Description
The explain_document_dl
is a pretrained pipeline that we can use to process text with a simple pipeline that performs basic processing steps.
How to use
pipeline = PretrainedPipeline('explain_document_dl', lang = 'en')
annotations = pipeline.fullAnnotate("""French author who helped pioner the science-fiction genre. Verne wrate about space, air, and underwater travel before navigable aircrast and practical submarines were invented, and before any means of space travel had been devised.""")[0]
annotations.keys()
val pipeline = new PretrainedPipeline('explain_document_dl', lang = 'en')
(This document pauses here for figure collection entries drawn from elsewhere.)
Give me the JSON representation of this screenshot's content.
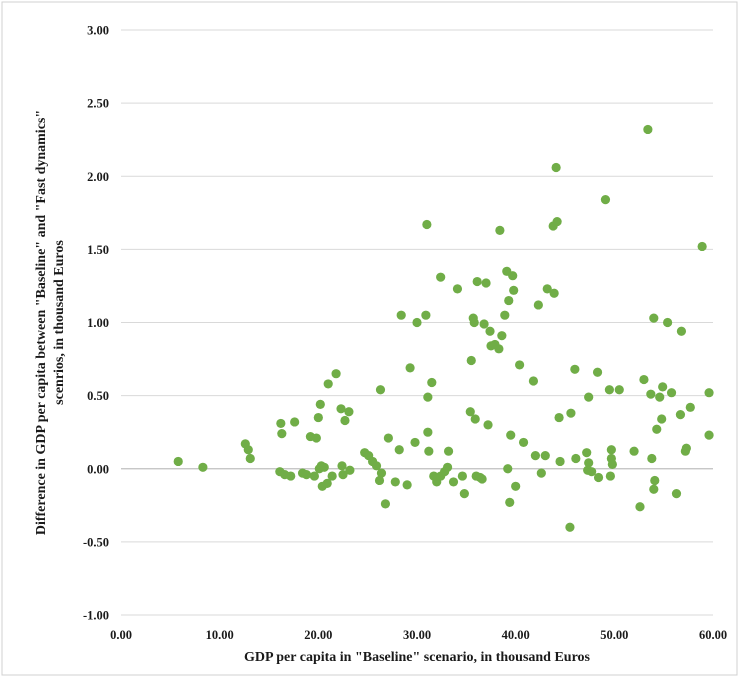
{
  "chart_data": {
    "type": "scatter",
    "title": "",
    "xlabel": "GDP per capita in \"Baseline\" scenario, in thousand Euros",
    "ylabel_lines": [
      "Difference in GDP per capita between \"Baseline\" and \"Fast dynamics\"",
      "scenrios, in thousand Euros"
    ],
    "xlim": [
      0,
      60
    ],
    "ylim": [
      -1,
      3
    ],
    "x_ticks": [
      "0.00",
      "10.00",
      "20.00",
      "30.00",
      "40.00",
      "50.00",
      "60.00"
    ],
    "y_ticks": [
      "-1.00",
      "-0.50",
      "0.00",
      "0.50",
      "1.00",
      "1.50",
      "2.00",
      "2.50",
      "3.00"
    ],
    "grid": "horizontal",
    "marker_color": "#70ad47",
    "points": [
      [
        5.8,
        0.05
      ],
      [
        8.3,
        0.01
      ],
      [
        12.6,
        0.17
      ],
      [
        12.9,
        0.13
      ],
      [
        13.1,
        0.07
      ],
      [
        16.2,
        0.31
      ],
      [
        16.3,
        0.24
      ],
      [
        16.1,
        -0.02
      ],
      [
        16.6,
        -0.04
      ],
      [
        17.2,
        -0.05
      ],
      [
        17.6,
        0.32
      ],
      [
        18.4,
        -0.03
      ],
      [
        18.8,
        -0.04
      ],
      [
        19.2,
        0.22
      ],
      [
        19.6,
        -0.05
      ],
      [
        19.8,
        0.21
      ],
      [
        20.0,
        0.35
      ],
      [
        20.1,
        0.0
      ],
      [
        20.3,
        0.02
      ],
      [
        20.2,
        0.44
      ],
      [
        20.4,
        -0.12
      ],
      [
        20.6,
        0.01
      ],
      [
        20.9,
        -0.1
      ],
      [
        21.0,
        0.58
      ],
      [
        21.4,
        -0.05
      ],
      [
        21.8,
        0.65
      ],
      [
        22.3,
        0.41
      ],
      [
        22.4,
        0.02
      ],
      [
        22.5,
        -0.04
      ],
      [
        22.7,
        0.33
      ],
      [
        23.1,
        0.39
      ],
      [
        23.2,
        -0.01
      ],
      [
        24.7,
        0.11
      ],
      [
        25.1,
        0.09
      ],
      [
        25.5,
        0.05
      ],
      [
        25.9,
        0.02
      ],
      [
        26.2,
        -0.08
      ],
      [
        26.3,
        0.54
      ],
      [
        26.4,
        -0.03
      ],
      [
        26.8,
        -0.24
      ],
      [
        27.1,
        0.21
      ],
      [
        27.8,
        -0.09
      ],
      [
        28.2,
        0.13
      ],
      [
        28.4,
        1.05
      ],
      [
        29.0,
        -0.11
      ],
      [
        29.3,
        0.69
      ],
      [
        29.8,
        0.18
      ],
      [
        30.0,
        1.0
      ],
      [
        31.0,
        1.67
      ],
      [
        30.9,
        1.05
      ],
      [
        31.1,
        0.49
      ],
      [
        31.1,
        0.25
      ],
      [
        31.2,
        0.12
      ],
      [
        31.5,
        0.59
      ],
      [
        31.7,
        -0.05
      ],
      [
        32.0,
        -0.09
      ],
      [
        32.4,
        1.31
      ],
      [
        32.4,
        -0.05
      ],
      [
        32.8,
        -0.02
      ],
      [
        33.1,
        0.01
      ],
      [
        33.2,
        0.12
      ],
      [
        33.7,
        -0.09
      ],
      [
        34.1,
        1.23
      ],
      [
        34.6,
        -0.05
      ],
      [
        34.8,
        -0.17
      ],
      [
        35.4,
        0.39
      ],
      [
        35.5,
        0.74
      ],
      [
        35.7,
        1.03
      ],
      [
        35.8,
        1.0
      ],
      [
        35.9,
        0.34
      ],
      [
        36.0,
        -0.05
      ],
      [
        36.1,
        1.28
      ],
      [
        36.4,
        -0.06
      ],
      [
        36.6,
        -0.07
      ],
      [
        36.8,
        0.99
      ],
      [
        37.0,
        1.27
      ],
      [
        37.2,
        0.3
      ],
      [
        37.4,
        0.94
      ],
      [
        37.5,
        0.84
      ],
      [
        37.9,
        0.85
      ],
      [
        38.3,
        0.82
      ],
      [
        38.4,
        1.63
      ],
      [
        38.6,
        0.91
      ],
      [
        38.9,
        1.05
      ],
      [
        39.1,
        1.35
      ],
      [
        39.2,
        0.0
      ],
      [
        39.3,
        1.15
      ],
      [
        39.4,
        -0.23
      ],
      [
        39.5,
        0.23
      ],
      [
        39.7,
        1.32
      ],
      [
        39.8,
        1.22
      ],
      [
        40.0,
        -0.12
      ],
      [
        40.4,
        0.71
      ],
      [
        40.8,
        0.18
      ],
      [
        41.8,
        0.6
      ],
      [
        42.0,
        0.09
      ],
      [
        42.3,
        1.12
      ],
      [
        42.6,
        -0.03
      ],
      [
        43.0,
        0.09
      ],
      [
        43.2,
        1.23
      ],
      [
        43.8,
        1.66
      ],
      [
        43.9,
        1.2
      ],
      [
        44.2,
        1.69
      ],
      [
        44.1,
        2.06
      ],
      [
        44.4,
        0.35
      ],
      [
        44.5,
        0.05
      ],
      [
        45.6,
        0.38
      ],
      [
        45.5,
        -0.4
      ],
      [
        46.0,
        0.68
      ],
      [
        46.1,
        0.07
      ],
      [
        47.2,
        0.11
      ],
      [
        47.4,
        0.04
      ],
      [
        47.3,
        -0.01
      ],
      [
        47.4,
        0.49
      ],
      [
        47.7,
        -0.02
      ],
      [
        48.3,
        0.66
      ],
      [
        48.4,
        -0.06
      ],
      [
        49.1,
        1.84
      ],
      [
        49.5,
        0.54
      ],
      [
        49.7,
        0.13
      ],
      [
        49.7,
        0.07
      ],
      [
        49.6,
        -0.05
      ],
      [
        49.8,
        0.03
      ],
      [
        50.5,
        0.54
      ],
      [
        52.0,
        0.12
      ],
      [
        52.6,
        -0.26
      ],
      [
        53.0,
        0.61
      ],
      [
        53.4,
        2.32
      ],
      [
        53.7,
        0.51
      ],
      [
        53.8,
        0.07
      ],
      [
        54.0,
        1.03
      ],
      [
        54.1,
        -0.08
      ],
      [
        54.0,
        -0.14
      ],
      [
        54.3,
        0.27
      ],
      [
        54.6,
        0.49
      ],
      [
        54.8,
        0.34
      ],
      [
        54.9,
        0.56
      ],
      [
        55.4,
        1.0
      ],
      [
        55.8,
        0.52
      ],
      [
        56.3,
        -0.17
      ],
      [
        56.7,
        0.37
      ],
      [
        56.8,
        0.94
      ],
      [
        57.3,
        0.14
      ],
      [
        57.2,
        0.12
      ],
      [
        57.7,
        0.42
      ],
      [
        58.9,
        1.52
      ],
      [
        59.6,
        0.52
      ],
      [
        59.6,
        0.23
      ]
    ]
  }
}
val result = pipeline.fullAnnotate("French author who helped pioner the science-fiction genre. Verne wrate about space, air, and underwater travel before navigable aircrast and practical submarines were invented, and before any means of space travel had been devised.")(0)
Results
+--------------------+--------------------+--------------------+--------------------+--------------------+--------------------+--------------------+--------------------+
| text| document| sentence| token| spell| lemmas| stems| pos|
+--------------------+--------------------+--------------------+--------------------+--------------------+--------------------+--------------------+--------------------+
|French author who...|[[document, 0, 23...|[[document, 0, 57...|[[token, 0, 5, Fr...|[[token, 0, 5, Fr...|[[token, 0, 5, Fr...|[[token, 0, 5, fr...|[[pos, 0, 5, JJ, ...|
+--------------------+--------------------+--------------------+--------------------+--------------------+--------------------+--------------------+--------------------+
Model Information
Model Name: | explain_document_dl |
Type: | pipeline |
Compatibility: | Spark NLP 2.5.5+ |
License: | Open Source |
Edition: | Community |
Language: | [en] |
Included Models
The explain_document_dl has one Transformer and six annotators:
- Documenssembler - A Transformer that creates a column that contains documents.
- Sentence Segmenter - An annotator that produces the sentences of the document.
- Tokenizer - An annotator that produces the tokens of the sentences.
- SpellChecker - An annotator that produces the spelling-corrected tokens.
- Stemmer - An annotator that produces the stems of the tokens.
- Lemmatizer - An annotator that produces the lemmas of the tokens.
- POS Tagger - An annotator that produces the parts of speech of the associated tokens.